I find myself continually talking about how vertical, how unceasingly uphill Rocky Mountain National Park is, but, to my relief, that isn’t the case at Monarch Lake. The catch, though, is that Monarch Lake is not actually in RMNP. The lake is situated in Arapaho National Forest, on the western outskirts of the national park. I’ve heard that on the west side of the park things are a bit calmer and quieter. Maybe it’s because this side of the park is not as easily accessible from Denver, or maybe it’s because it doesn’t offer the dramatic mountain views that the east side does. Whatever the reason, a visit to the west side makes for a nice change of pace, scenery, and heart rate, I thought as I walked along the fairly flat trail around Monarch Lake.
After a day at Hot Sulphur Springs and a night of camping at Arapaho Bay campground on Lake Granby, we are feeling relaxed and lazy in the morning.
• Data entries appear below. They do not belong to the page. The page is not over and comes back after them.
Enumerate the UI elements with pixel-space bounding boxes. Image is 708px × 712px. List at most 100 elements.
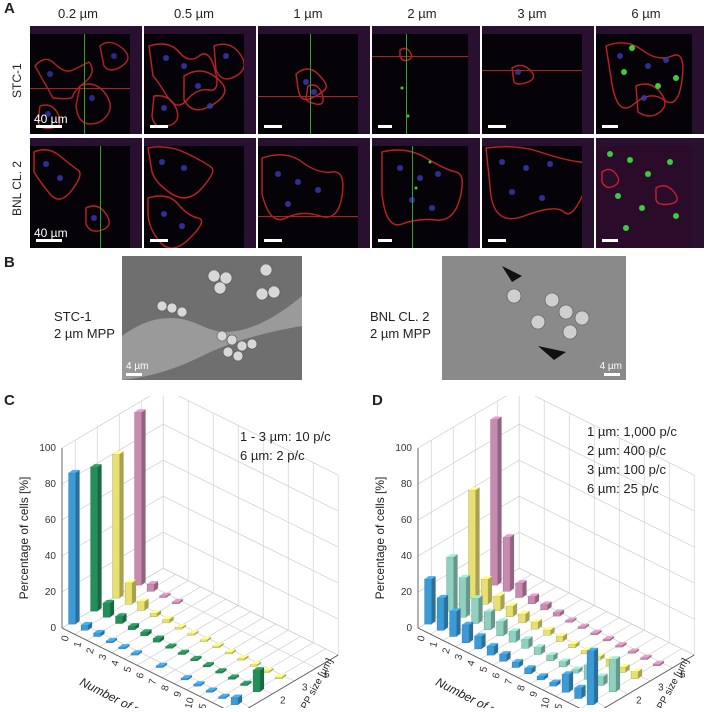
bar-top <box>147 581 159 585</box>
bar-top <box>424 576 436 580</box>
bar-top <box>187 630 199 634</box>
y-tick-label: 40 <box>45 551 57 562</box>
bar-side <box>225 693 230 699</box>
y-tick-label: 40 <box>401 551 413 562</box>
bar-front <box>496 621 504 637</box>
bar-side <box>550 626 555 636</box>
bar-side <box>179 598 184 604</box>
bar-side <box>235 674 240 680</box>
bar-side <box>257 661 262 667</box>
bar-side <box>244 655 249 661</box>
bar-side <box>525 610 530 623</box>
panel-c-letter: C <box>4 392 15 409</box>
sem-right-label-line1: BNL CL. 2 <box>370 309 430 324</box>
bar-top <box>512 659 524 663</box>
bar <box>499 651 511 662</box>
x-tick-label: 1 <box>72 640 84 649</box>
bar <box>180 675 193 681</box>
micrograph-bnl-6um <box>596 138 704 248</box>
bar-front <box>515 582 523 598</box>
bar-top <box>275 673 287 677</box>
column-header-3: 2 µm <box>407 6 437 21</box>
bar-top <box>640 654 652 658</box>
bar <box>577 623 590 629</box>
bar-top <box>81 621 93 625</box>
bar <box>237 655 249 661</box>
bar-side <box>494 643 499 656</box>
bar-front <box>227 677 236 680</box>
bar <box>449 608 461 637</box>
column-header-2: 1 µm <box>293 6 323 21</box>
bar-front <box>146 583 155 592</box>
bar-front <box>471 598 479 624</box>
bar-front <box>230 697 239 705</box>
bar <box>461 621 474 643</box>
bar-side <box>210 662 215 667</box>
bar-front <box>652 663 661 666</box>
bar-top <box>521 636 533 640</box>
bar-top <box>490 416 502 420</box>
bar-top <box>484 608 496 612</box>
bar <box>543 626 555 636</box>
bar-side <box>122 613 127 624</box>
bar-front <box>149 612 158 617</box>
grid-line <box>417 495 695 584</box>
column-header-1: 0.5 µm <box>173 6 214 21</box>
bar-top <box>162 616 174 620</box>
bar-top <box>140 629 152 633</box>
y-tick-label: 60 <box>45 515 57 526</box>
bar-side <box>488 576 493 605</box>
bar-front <box>171 601 180 604</box>
y-tick-label: 20 <box>401 587 413 598</box>
bar-side <box>147 629 152 636</box>
micrograph-stc1-2um <box>372 26 480 134</box>
bar-front <box>540 604 548 611</box>
bar <box>130 650 143 656</box>
bar-side <box>528 636 533 649</box>
y-tick-label: 0 <box>406 623 412 634</box>
chart-d-annotation-line1: 1 µm: 1,000 p/c <box>587 424 677 439</box>
bar-front <box>549 682 557 687</box>
bar-front <box>159 595 167 598</box>
bar <box>93 629 105 637</box>
bar <box>262 667 274 673</box>
bar <box>137 598 149 611</box>
bar-top <box>106 637 118 641</box>
bar-side <box>110 599 115 618</box>
x-tick-label: 6 <box>135 671 147 680</box>
bar-front <box>518 613 526 624</box>
chart-c-annotation-line2: 6 µm: 2 p/c <box>240 448 305 463</box>
bar-front <box>274 676 283 679</box>
bar <box>155 662 168 668</box>
sem-left-label-line1: STC-1 <box>54 309 92 324</box>
bar-front <box>252 669 261 692</box>
micrograph-stc1-1um <box>258 26 370 134</box>
bar-side <box>141 409 146 586</box>
bar-top <box>212 642 224 646</box>
bar-front <box>590 632 598 635</box>
bar <box>187 630 199 636</box>
bar-top <box>237 655 249 659</box>
grid-line <box>61 396 339 476</box>
bar-top <box>165 643 177 647</box>
bar-top <box>225 649 237 653</box>
bar <box>508 628 521 643</box>
bar-top <box>559 658 571 662</box>
bar-top <box>203 662 215 666</box>
bar-side <box>519 659 524 668</box>
bar-front <box>527 596 536 604</box>
bar-top <box>553 609 565 613</box>
bar <box>518 610 530 624</box>
bar-front <box>511 661 520 668</box>
bar <box>80 621 93 631</box>
bar-side <box>269 667 274 673</box>
bar-side <box>113 637 118 643</box>
bar <box>424 576 436 625</box>
grid-line <box>61 459 339 548</box>
bar-front <box>499 653 507 662</box>
bar-front <box>177 652 186 655</box>
bar-side <box>97 464 102 612</box>
bar <box>193 681 205 687</box>
bar <box>530 618 543 630</box>
bar-side <box>182 624 187 630</box>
Without a map or, really, any knowledge of hiking on this side of the Continental Divide, we follow a friend’s advice to go down the road to Monarch Lake. The Lake is large, like many in this area, and the trailhead is quiet. We set off on the southern leg of the loop without another hiker in sight, and we are enjoying mountain views to the east.
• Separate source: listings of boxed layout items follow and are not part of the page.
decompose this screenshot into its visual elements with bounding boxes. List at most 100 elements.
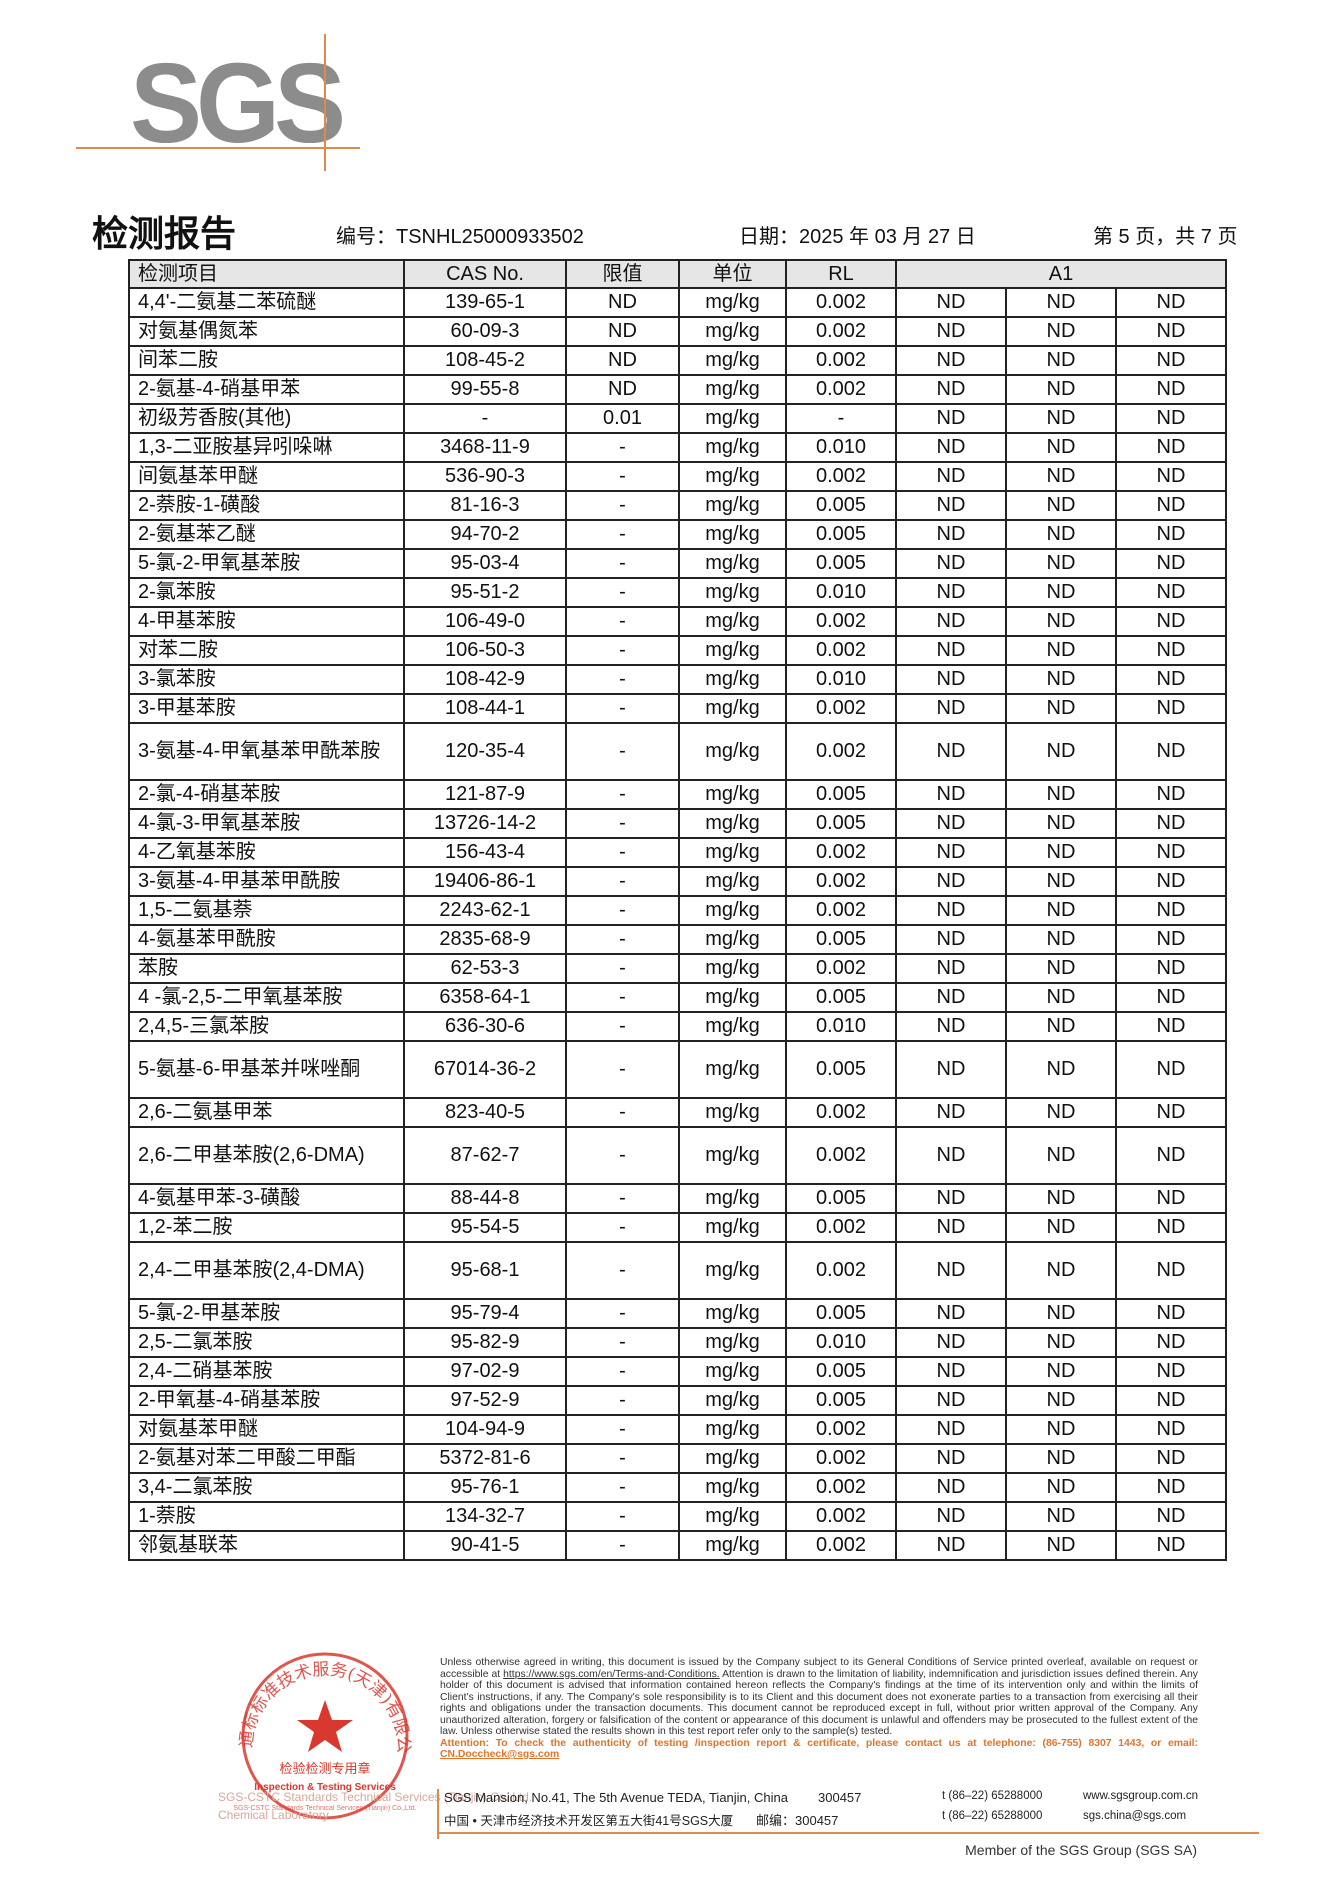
- cell-item: 4-氨基甲苯-3-磺酸: [128, 1183, 405, 1214]
- cell-unit: mg/kg: [678, 1298, 787, 1329]
- cell-a1-result-1: ND: [895, 635, 1007, 666]
- cell-a1-result-1: ND: [895, 1385, 1007, 1416]
- table-row: 2,5-二氯苯胺 95-82-9- mg/kg 0.010 ND ND ND: [128, 1327, 1227, 1358]
- cell-cas: 120-35-4: [403, 722, 567, 781]
- cell-item: 间氨基苯甲醚: [128, 461, 405, 492]
- cell-item: 苯胺: [128, 953, 405, 984]
- cell-unit: mg/kg: [678, 345, 787, 376]
- cell-cas: 19406-86-1: [403, 866, 567, 897]
- cell-cas: 62-53-3: [403, 953, 567, 984]
- table-row: 3,4-二氯苯胺 95-76-1- mg/kg 0.002 ND ND ND: [128, 1472, 1227, 1503]
- cell-a1-result-1: ND: [895, 924, 1007, 955]
- cell-a1-result-1: ND: [895, 1040, 1007, 1099]
- stamp-outer-en: SGS-CSTC Standards Technical Services (T…: [233, 1805, 416, 1812]
- cell-rl: 0.005: [785, 982, 897, 1013]
- cell-item: 2-氯苯胺: [128, 577, 405, 608]
- terms-link[interactable]: https://www.sgs.com/en/Terms-and-Conditi…: [503, 1668, 720, 1680]
- cell-limit: -: [565, 664, 680, 695]
- cell-item: 3-甲基苯胺: [128, 693, 405, 724]
- cell-a1-result-1: ND: [895, 1011, 1007, 1042]
- cell-a1-result-3: ND: [1115, 635, 1227, 666]
- doccheck-email-link[interactable]: CN.Doccheck@sgs.com: [440, 1749, 560, 1760]
- cell-limit: -: [565, 1385, 680, 1416]
- authenticity-notice: Attention: To check the authenticity of …: [440, 1737, 1198, 1749]
- cell-unit: mg/kg: [678, 287, 787, 318]
- cell-item: 1,2-苯二胺: [128, 1212, 405, 1243]
- cell-unit: mg/kg: [678, 1040, 787, 1099]
- cell-a1-result-3: ND: [1115, 953, 1227, 984]
- cell-a1-result-3: ND: [1115, 1097, 1227, 1128]
- cell-item: 2-氨基对苯二甲酸二甲酯: [128, 1443, 405, 1474]
- cell-limit: -: [565, 1040, 680, 1099]
- cell-a1-result-3: ND: [1115, 1241, 1227, 1300]
- cell-unit: mg/kg: [678, 1530, 787, 1561]
- cell-a1-result-1: ND: [895, 982, 1007, 1013]
- cell-item: 4-氯-3-甲氧基苯胺: [128, 808, 405, 839]
- cell-a1-result-3: ND: [1115, 374, 1227, 405]
- cell-a1-result-1: ND: [895, 779, 1007, 810]
- cell-rl: 0.002: [785, 1212, 897, 1243]
- cell-a1-result-3: ND: [1115, 1472, 1227, 1503]
- cell-limit: -: [565, 635, 680, 666]
- cell-rl: 0.002: [785, 1097, 897, 1128]
- cell-limit: -: [565, 1097, 680, 1128]
- cell-a1-result-3: ND: [1115, 808, 1227, 839]
- cell-cas: 95-79-4: [403, 1298, 567, 1329]
- table-row: 对氨基苯甲醚 104-94-9- mg/kg 0.002 ND ND ND: [128, 1414, 1227, 1445]
- inspection-stamp: 通标标准技术服务(天津)有限公司 检验检测专用章 Inspection & Te…: [230, 1648, 417, 1820]
- cell-a1-result-2: ND: [1005, 722, 1117, 781]
- cell-unit: mg/kg: [678, 924, 787, 955]
- cell-item: 4-乙氧基苯胺: [128, 837, 405, 868]
- cell-unit: mg/kg: [678, 461, 787, 492]
- table-row: 2,4-二甲基苯胺(2,4-DMA) 95-68-1- mg/kg 0.002 ND ND…: [128, 1241, 1227, 1300]
- cell-a1-result-2: ND: [1005, 866, 1117, 897]
- cell-limit: ND: [565, 345, 680, 376]
- cell-cas: 95-03-4: [403, 548, 567, 579]
- cell-rl: 0.002: [785, 461, 897, 492]
- cell-item: 4-甲基苯胺: [128, 606, 405, 637]
- cell-cas: 636-30-6: [403, 1011, 567, 1042]
- website[interactable]: www.sgsgroup.com.cn: [1083, 1790, 1199, 1802]
- header-rl: RL: [785, 259, 897, 289]
- cell-limit: -: [565, 1327, 680, 1358]
- header-item: 检测项目: [128, 259, 405, 289]
- table-row: 间氨基苯甲醚 536-90-3- mg/kg 0.002 ND ND ND: [128, 461, 1227, 492]
- header-a1: A1: [895, 259, 1227, 289]
- table-row: 对氨基偶氮苯 60-09-3 ND mg/kg 0.002 ND ND ND: [128, 316, 1227, 347]
- cell-unit: mg/kg: [678, 664, 787, 695]
- cell-a1-result-3: ND: [1115, 1298, 1227, 1329]
- table-row: 邻氨基联苯 90-41-5- mg/kg 0.002 ND ND ND: [128, 1530, 1227, 1561]
- cell-cas: 3468-11-9: [403, 432, 567, 463]
- cell-a1-result-2: ND: [1005, 1472, 1117, 1503]
- footer-divider: [437, 1832, 1259, 1834]
- cell-a1-result-3: ND: [1115, 548, 1227, 579]
- cell-unit: mg/kg: [678, 982, 787, 1013]
- cell-limit: -: [565, 808, 680, 839]
- cell-cas: 97-02-9: [403, 1356, 567, 1387]
- cell-item: 3-氨基-4-甲氧基苯甲酰苯胺: [128, 722, 405, 781]
- cell-a1-result-2: ND: [1005, 374, 1117, 405]
- cell-cas: 536-90-3: [403, 461, 567, 492]
- disclaimer-text-1: Unless otherwise agreed in writing, this…: [440, 1657, 1198, 1680]
- cell-a1-result-2: ND: [1005, 519, 1117, 550]
- cell-a1-result-3: ND: [1115, 345, 1227, 376]
- contact-email[interactable]: sgs.china@sgs.com: [1083, 1810, 1187, 1822]
- cell-limit: -: [565, 1530, 680, 1561]
- cell-cas: 81-16-3: [403, 490, 567, 521]
- cell-a1-result-1: ND: [895, 808, 1007, 839]
- cell-cas: 6358-64-1: [403, 982, 567, 1013]
- cell-a1-result-3: ND: [1115, 1212, 1227, 1243]
- cell-rl: 0.002: [785, 635, 897, 666]
- cell-a1-result-3: ND: [1115, 1183, 1227, 1214]
- cell-a1-result-1: ND: [895, 953, 1007, 984]
- cell-unit: mg/kg: [678, 1011, 787, 1042]
- cell-a1-result-3: ND: [1115, 461, 1227, 492]
- cell-item: 2-氨基-4-硝基甲苯: [128, 374, 405, 405]
- table-row: 2-氨基-4-硝基甲苯 99-55-8 ND mg/kg 0.002 ND ND ND: [128, 374, 1227, 405]
- cell-item: 3-氯苯胺: [128, 664, 405, 695]
- cell-a1-result-1: ND: [895, 577, 1007, 608]
- cell-cas: 90-41-5: [403, 1530, 567, 1561]
- cell-cas: 106-49-0: [403, 606, 567, 637]
- cell-rl: 0.002: [785, 1472, 897, 1503]
- cell-limit: -: [565, 895, 680, 926]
The hills banking the trail are thick with growth, but I recognize only the classic Columbines sprouting up among all the green. I am pointing to each big leaf and little flower, asking Alex what everything is. It is a day of lollygagging around the lake and we are enjoying to the fullest, because it’s not often that we lollygag on a hike. We are dreaming today, talking about future plans, jobs, and travel as we pass through the greenery and on to lodge pole pine forest.
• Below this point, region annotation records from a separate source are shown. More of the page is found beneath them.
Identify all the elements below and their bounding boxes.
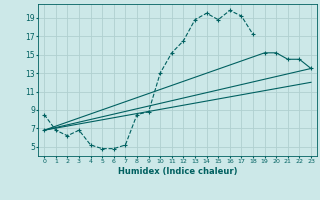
X-axis label: Humidex (Indice chaleur): Humidex (Indice chaleur) xyxy=(118,167,237,176)
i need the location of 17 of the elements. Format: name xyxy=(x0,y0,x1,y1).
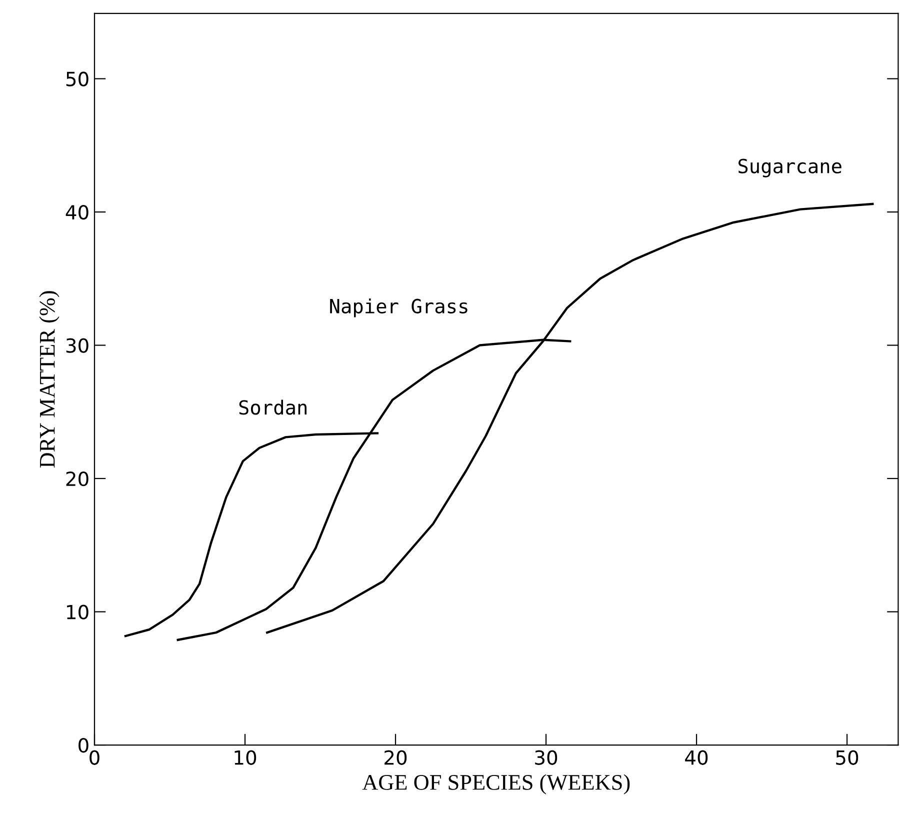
y-tick-label: 50 xyxy=(66,72,88,86)
series-label: Sugarcane xyxy=(738,158,842,178)
y-tick-label: 10 xyxy=(67,604,88,620)
x-tick-label: 40 xyxy=(685,750,708,765)
x-tick-label: 0 xyxy=(90,750,100,765)
y-tick-label: 40 xyxy=(66,204,88,220)
y-tick-label: 0 xyxy=(78,738,88,753)
x-tick-label: 10 xyxy=(234,750,256,765)
x-tick-label: 30 xyxy=(535,750,558,765)
x-axis-title: AGE OF SPECIES (WEEKS) xyxy=(362,774,630,794)
series-label: Napier Grass xyxy=(330,298,468,318)
y-tick-label: 30 xyxy=(66,338,88,353)
series-label: Sordan xyxy=(239,400,306,415)
y-tick-label: 20 xyxy=(66,471,88,486)
x-tick-label: 50 xyxy=(836,750,858,765)
x-tick-label: 20 xyxy=(384,750,407,765)
y-axis-title: DRY MATTER (%) xyxy=(39,291,60,468)
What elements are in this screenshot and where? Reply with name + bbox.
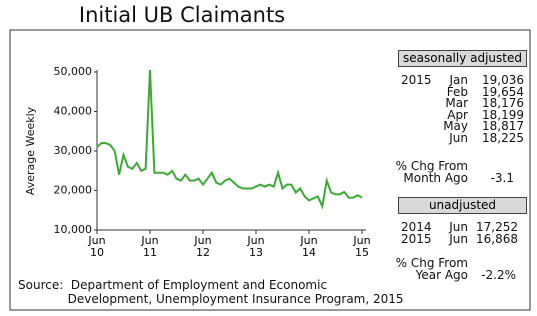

The west leg of the trail strays far from the lake. In setting off, I couldn’t imagine how the loop could be nearly four miles, but as we lose sight of the lake before the trail turns to head north, I understand where the distance comes from. On the west side of the lake we cross small streams as we wonder if we are going the right way (I mentioned our lack of map…shhhh..this isn’t recommended on any hike). Once we turn and begin to head east, back toward the trailhead, we stop to sit and hang our legs over the edge of bridge and then continue on until we can see the edge of the lake again. On this northern part of the loop, we are seeing wild roses, boulder fields, and daisies on the south-facing hillside. When we reach the trailhead, we find two women sitting in camping chairs and chatting their morning away together. They are Arapahoe National Forest volunteers, curious about how our hike went, about where we grew up and what we do now. They’ve lived here for years, they say, and they still love Rocky Mountain National Park. That’s the thing about getting to know a national park, I think as we are talking to them. Once you fall in love with one (or two, or three), you know you’ll always have a place to go home to.